Au début du XXe siècle, le jazz était considéré comme une musique jouée dans des espaces dédiés à la prostitution. Quoi qu’il en soit, cela n’a pas empêché les orchestres de rue du quartier de La Nouvelle-Orléans appelés « Storyville » de jouer pour les défilés, évènements en extérieur, mariages, naissances et enterrements. Charles Bolden ou « Buddy » (1877-1931) fut le premier fondateur de groupe de jazz de l’histoire.

Le swing des années 1930

Le swing est né dans les années 1930 en grande partie grâce aux talents incomparables des orchestres de Duke Ellington, de Glenn Miller ou de Count Basie. L’improvisation des musiciens occupe une place prépondérante et a permis à certains groupes de jazz de débarquer à Hollywood, en Californie et même en Europe. Les chansons les plus populaires sont : « Take the A train » de Billy Strayhorn, « All of me » de Gerald Marks (1900- 1997), « Angle Eyes » de Matt Dennis, « I’ll Be Around » et « Monn and sand » d’Alec Wilder.

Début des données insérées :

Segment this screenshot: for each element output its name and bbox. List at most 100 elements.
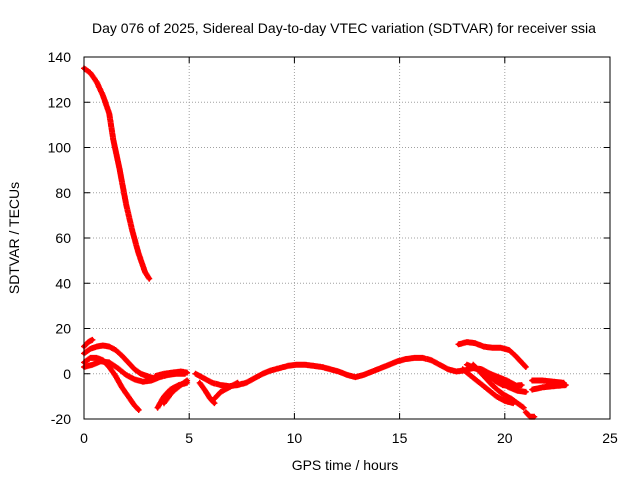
data-point [100,93,105,98]
data-point [204,389,209,394]
series-track-18 [529,382,569,393]
data-point [178,383,183,388]
y-tick-label: 20 [55,321,71,337]
data-point [136,251,141,256]
data-point [504,378,509,383]
series-track-16 [491,377,525,390]
data-point [119,385,124,390]
data-point [86,340,91,345]
data-point [119,353,124,358]
data-point [485,374,490,379]
series-track-11 [211,379,241,402]
data-point [469,374,474,379]
data-point [98,359,103,364]
data-point [509,384,514,389]
series-track-8 [161,377,191,407]
series-track-19 [522,409,538,420]
data-point [130,229,135,234]
data-point [143,269,148,274]
data-point [170,370,175,375]
data-point [185,378,190,383]
chart-title: Day 076 of 2025, Sidereal Day-to-day VTE… [92,20,596,36]
x-tick-label: 15 [392,430,408,446]
data-point [387,362,392,367]
series-track-1 [81,65,153,282]
data-point [378,366,383,371]
data-point [132,377,137,382]
data-point [498,345,503,350]
data-point [185,370,190,375]
data-point [420,355,425,360]
data-point [126,394,131,399]
y-tick-label: 60 [55,230,71,246]
series-track-14 [459,366,517,407]
data-point [147,276,152,281]
data-point [140,379,145,384]
data-point [563,383,568,388]
data-point [345,372,349,377]
x-tick-label: 5 [185,430,193,446]
data-point [412,355,417,360]
data-point [336,369,341,374]
data-point [456,342,461,347]
data-point [494,394,499,399]
data-point [528,414,533,419]
series-track-10 [196,379,218,407]
data-point [88,355,93,360]
data-point [161,394,166,399]
data-point [201,376,206,381]
data-point [460,367,465,372]
data-point [496,388,501,393]
data-point [124,202,129,207]
data-point [113,374,118,379]
data-point [277,366,282,371]
data-point [403,357,408,362]
data-point [437,362,442,367]
data-point [523,410,528,415]
data-point [477,380,482,385]
data-point [161,401,166,406]
data-point [475,367,480,372]
data-point [88,346,93,351]
data-point [485,387,490,392]
data-point [523,389,528,394]
data-point [507,347,512,352]
data-point [117,168,122,173]
data-point [145,374,150,379]
data-point [193,371,198,376]
data-point [132,403,137,408]
data-point [208,396,213,401]
data-point [551,379,556,384]
data-point [107,344,112,349]
data-point [88,70,93,75]
data-point [100,343,105,348]
data-point [530,387,535,392]
data-point [429,358,434,363]
data-point [540,378,545,383]
data-point [210,380,215,385]
x-axis-label: GPS time / hours [292,457,399,473]
data-point [94,355,99,360]
data-point [111,138,116,143]
data-point [126,360,131,365]
data-point [149,378,154,383]
data-point [113,347,118,352]
data-point [244,380,249,385]
data-point [540,385,545,390]
data-point [519,383,524,388]
y-tick-label: 140 [48,49,72,65]
plot-series [81,65,569,420]
data-point [445,367,450,372]
data-point [107,111,112,116]
data-point [94,344,99,349]
data-point [124,372,129,377]
y-tick-labels: -20 0 20 40 60 80 100 120 140 [48,49,72,427]
y-axis-label: SDTVAR / TECUs [6,182,22,294]
data-point [90,362,95,367]
data-point [473,341,478,346]
data-point [260,371,265,376]
data-point [515,401,520,406]
data-point [395,359,400,364]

Le jazz Bepop de Charlie Parker

Dans les années 1940, les musiciens afro-américains voulaient créer une version plus rapide et plus originale du jazz de leurs ancêtres. C’est pourquoi Charlie Parker (1920-1955), un saxophoniste hors pair, décida de créer le jazz Bebop. Les œuvres musicales les plus célèbres qu’il a composées sont d’ailleurs devenues des standards de Jazz à l’instar de « Billie’s bounce », Blues for Allice », « Donna Lee », « Moose the Mooche », « Now’s the Time », Confirmation », « Yardbird Suite », Scrapple from the Apple », « Dewey Square », « Au Privave », « Dexterity », « My Little Suede Shoes ».

Le free jazz

Le free jazz s’est développé à la fin des années 1950 et dans les années 1960. John Coltrane faisait partie des musiciens noirs qui ont participé à la démocratisation de ce style musical caractérisé par la disparition du swing « classique », par une renonciation au thème, à la trame harmonique et à la tonalité (avec des bruits parasites et des sons nouveaux). Cecil Taylor et Sun Ra (pianistes), Charles Mingus (contrebassiste), Ornette Coleman (saxophoniste), Eric Dolphy, Archie Shepp, Joe Maneri et Albert Ayler ont également joué du free jazz.